If you ask me what I really miss from the Hungarian kitchen I could give you a long list including special ingredients, proper jam, ripe and full-of-flavour fruit and crispy pastries. And you know, I love croissant, specially the almond one from the best London bakeries but I feel I can not live without its Hungarian relative, kifli. It reminds me of my childhood, my school years and then my years at uni when we often ate kifli with kefír for lunch. Plus the mákos guba is prepared with leftover kifli slices.


You may wonder why it is such a special treat for me. Well, I think it is just like baguette for French people, bagel for Jewish community or pretzel for Bavarians. Unfortunately, unlike these other kinds of specialty bread, kifli is little known outside Central Europe so I have to bake them at home myself.


Although it has a Hungarian origin, the crescent shape yeast bread roll is well known in Austria, Serbia, Bosnia, Poland and Slovakia too. It differs form the French croissant in many ways. Its dough has a soft, bread-like texture instead of the flaky, butter-based puff pastry and kiflis have to be cooked in salted water before being baked.  It is used like bread, eaten with butter, meat slices, cheese or any sandwich-filling.

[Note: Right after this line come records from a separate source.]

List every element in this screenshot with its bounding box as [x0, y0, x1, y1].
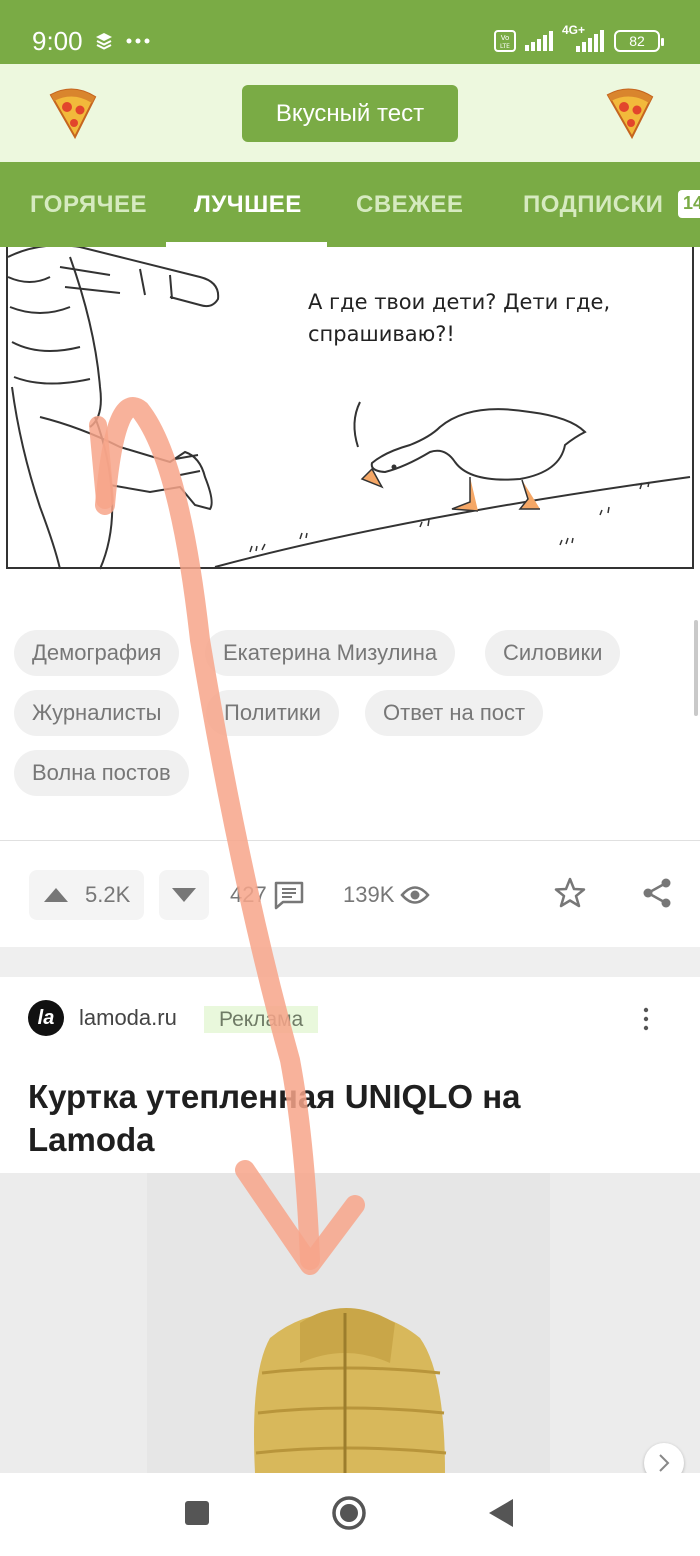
share-icon[interactable] [640, 876, 674, 910]
arrow-up-icon [44, 888, 68, 902]
lamoda-logo[interactable]: la [28, 1000, 64, 1036]
posts-separator [0, 947, 700, 977]
scrollbar[interactable] [694, 620, 698, 716]
tab-best[interactable]: ЛУЧШЕЕ [194, 162, 302, 247]
tab-fresh[interactable]: СВЕЖЕЕ [356, 162, 463, 247]
home-circle-icon [332, 1496, 366, 1530]
signal-icon [525, 31, 553, 51]
chevron-right-icon [659, 1454, 670, 1472]
layers-icon [96, 33, 112, 50]
ad-badge: Реклама [204, 1006, 319, 1033]
app-header: Вкусный тест [0, 64, 700, 162]
volte-icon: Vo LTE [494, 30, 516, 52]
downvote-button[interactable] [159, 870, 209, 920]
rating-value: 5.2K [85, 882, 131, 907]
comments-button[interactable]: 427 [230, 873, 305, 917]
system-nav-bar [0, 1473, 700, 1556]
tag-chip[interactable]: Политики [206, 690, 339, 736]
tag-chip[interactable]: Силовики [485, 630, 621, 676]
tag-chip[interactable]: Екатерина Мизулина [205, 630, 456, 676]
star-icon[interactable] [553, 876, 587, 910]
more-vert-icon[interactable] [638, 1006, 654, 1032]
recents-button[interactable] [177, 1493, 217, 1533]
views-count: 139K [343, 882, 395, 907]
status-bar: 9:00 Vo LTE 4G+ 82 [0, 0, 700, 64]
ad-product-image[interactable] [0, 1173, 700, 1473]
comic-caption: А где твои дети? Дети где, спрашиваю?! [308, 290, 611, 346]
subscriptions-badge: 14 [678, 190, 700, 218]
jacket-image [254, 1308, 447, 1473]
pizza-icon[interactable] [45, 85, 101, 141]
tag-chip[interactable]: Журналисты [14, 690, 180, 736]
status-time: 9:00 [32, 26, 83, 56]
back-button[interactable] [481, 1493, 521, 1533]
comments-count: 427 [230, 882, 267, 907]
ad-title[interactable]: Куртка утепленная UNIQLO на Lamoda [28, 1075, 648, 1161]
tasty-test-button[interactable]: Вкусный тест [242, 85, 458, 142]
upvote-button[interactable]: 5.2K [29, 870, 144, 920]
battery-level: 82 [629, 33, 645, 49]
battery-icon: 82 [614, 30, 664, 52]
tab-hot[interactable]: ГОРЯЧЕЕ [30, 162, 147, 247]
tag-chip[interactable]: Ответ на пост [365, 690, 544, 736]
svg-text:Vo: Vo [501, 34, 510, 42]
svg-text:LTE: LTE [500, 43, 510, 50]
home-button[interactable] [329, 1493, 369, 1533]
more-notifications-icon [126, 38, 150, 44]
comment-icon [274, 881, 303, 910]
status-indicators: Vo LTE 4G+ 82 [494, 23, 664, 55]
pizza-icon[interactable] [602, 85, 658, 141]
divider [0, 840, 700, 841]
back-triangle-icon [489, 1499, 513, 1527]
arrow-down-icon [172, 888, 196, 902]
tag-chip[interactable]: Волна постов [14, 750, 189, 796]
ad-source[interactable]: lamoda.ru [79, 1005, 177, 1031]
views-stat: 139K [343, 873, 431, 917]
eye-icon [400, 886, 431, 904]
signal-4g-icon: 4G+ [562, 23, 606, 53]
feed-tabs: ГОРЯЧЕЕ ЛУЧШЕЕ СВЕЖЕЕ ПОДПИСКИ 14 [0, 162, 700, 247]
tab-subscriptions[interactable]: ПОДПИСКИ [523, 162, 663, 247]
tag-chip[interactable]: Демография [14, 630, 180, 676]
square-icon [185, 1501, 209, 1525]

There are some other biscuits (hókifli) and sweet pastries (diós kifli, Pozsonyi kifli) we call kifli in the Hungarian kitchen, but those are made by entirely different techniques. My favourite of them is the hókifli. It is very rich, not to sweet, ground almond or walnut based cookie. When I was child and the Christmas or Easter season rolled out we always could be sure that these delicious treats would make an appearance in my grandmother’s kitchen.


Hókifli, ground walnut or almond based cookie

Plain Kifli (10)


  • 600g flour
  • 60g vaj
  • 16g fresh yeast or 8g dried
  • 8g sugar
  • 4g salt
  • 300ml milk

Rub the softened butter into the flour until the mixture resembles breadcrumbs. Add the yeast, sugar, salt and milk to it and mix  together with your hands until the dough is well combined.

Cover it with a tea towel or cling foil. Set aside for 1hour in a warm place until the dough has doubled in size.

When the dough has risen, take it on a floured work surface, roll out and fold it single and double twice.


Divide the dough into 10 equal pieces, form small balls from them and set aside for 1 hour.

Preheat the oven for 200°C and place a saucepan filled with boiling water at the bottom of the oven. Line a sheet pan with parchment papper.

Roll out each ball to an oval shape and roll them up from corner to corner. Set aside for 10 minutes.

Bring water and 2 tablespoon of salt to a rolling boil in an saucepan.
Place the kiflis into the boiling water, one by one, for 5 seconds each. Remove them from the water and place them on the sheet pan.

Bake until golden brown in colour, approximately 12 to 14 minutes. Transfer to a cooling rack and leave to cool down.


Roll out each ball for an oval shape and roll up from corner to corner. Set aside for 10 minutes.